Siapa Anak dan Istri Mbah Sadiman? Pahlawan Hijau yang Dulu Dicap Gila, Kini Jadi Simbol Harapan di Lereng Lawu, Bukan Orang Sembarangan?
Sadiman--
Siapa Anak dan Istri Mbah Sadiman? Pahlawan Hijau yang Dulu Dicap Gila, Kini Jadi Simbol Harapan di Lereng Lawu, Bukan Orang Sembarangan?
Di tengah meningkatnya kekhawatiran global terhadap perubahan iklim dan bencana alam, kisah kepahlawanan sederhana namun luar biasa dari seorang pria tua di Jawa Tengah kembali mencuri perhatian publik. Namanya Mbah Sadiman, seorang petani biasa yang kini dijuluki “penjaga hutan Lereng Lawu”. Namun, perjalanan heroiknya tak semulus yang dibayangkan—selama puluhan tahun, ia bahkan sempat dianggap orang dengan gangguan jiwa (ODGJ) hanya karena gigih menanam pohon di kawasan tandus yang nyaris tak tersentuh harapan.
Dari Cap “Gila” Hingga Dijuluki “Penjaga Mata Air”
Bayangkan: seorang lansia berusia 73 tahun berjalan bermil-mil menyusuri lereng Gunung Lawu, membawa bibit pohon di punggungnya, menanamnya satu per satu di tanah yang kering kerontang. Bagi warga sekitar di awal tahun 1990-an, aksi itu terlihat aneh—bahkan gila. Namun, Mbah Sadiman tak peduli. Ia tahu, tanah kelahirannya di Dusun Dali, Desa Geneng, Kecamatan Bulukerto, Kabupaten Wonogiri, sedang sekarat.
Setiap musim kemarau, desanya mengalami krisis air parah. Warga harus berjalan jauh hanya untuk mendapatkan air bersih. Sebaliknya, saat musim hujan tiba, tanah gundul tak mampu menahan air, menyebabkan banjir bandang yang merusak lahan pertanian dan rumah warga. Melihat penderitaan itu, hati Mbah Sadiman tak tega. Ia pun memutuskan: “Kalau tak ada yang mau menanam pohon, biarlah aku yang memulai.”

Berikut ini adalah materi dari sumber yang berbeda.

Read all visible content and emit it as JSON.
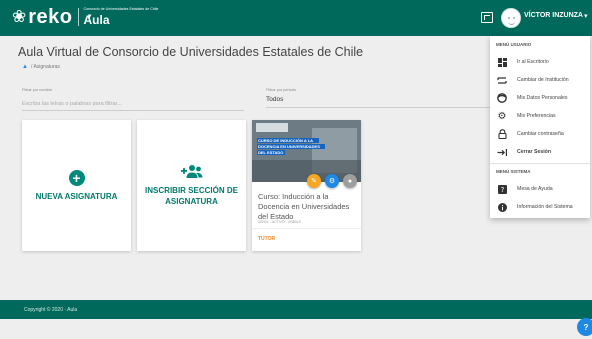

29 Tahun Menanam Harapan: 15.000 Pohon yang Menghidupkan Kembali Lereng Lawu
Sejak tahun 1996, Mbah Sadiman mulai menanam pohon—terutama beringin dan elo—di kawasan Gunung Gendol, bagian dari Lereng Lawu. Tak ada dana, tak ada tim, bahkan tak ada dukungan awal dari pemerintah. Ia bekerja sendiri, dengan modal seadanya. Bibit pohon ia ambil dari hutan atau hasil tabungan kecil dari beternak kambing.
Perlahan tapi pasti, usahanya membuahkan hasil yang luar biasa. Hingga kini, lebih dari 15.000 pohon telah ditanamnya dengan tangan sendiri. Yang lebih menakjubkan: mata air yang dulu mengering kini kembali mengalir. Air itu bahkan dialirkan melalui sistem perpipaan sederhana ke rumah-rumah warga di sekitar Gunung Gendol.
“Dulu orang bilang saya gila karena terus-terusan nanam pohon di tempat yang katanya nggak bakal tumbuh. Tapi saya percaya: kalau kita rawat alam, alam pasti merawat kita balik,” ujar Mbah Sadiman dalam wawancara singkat beberapa waktu lalu.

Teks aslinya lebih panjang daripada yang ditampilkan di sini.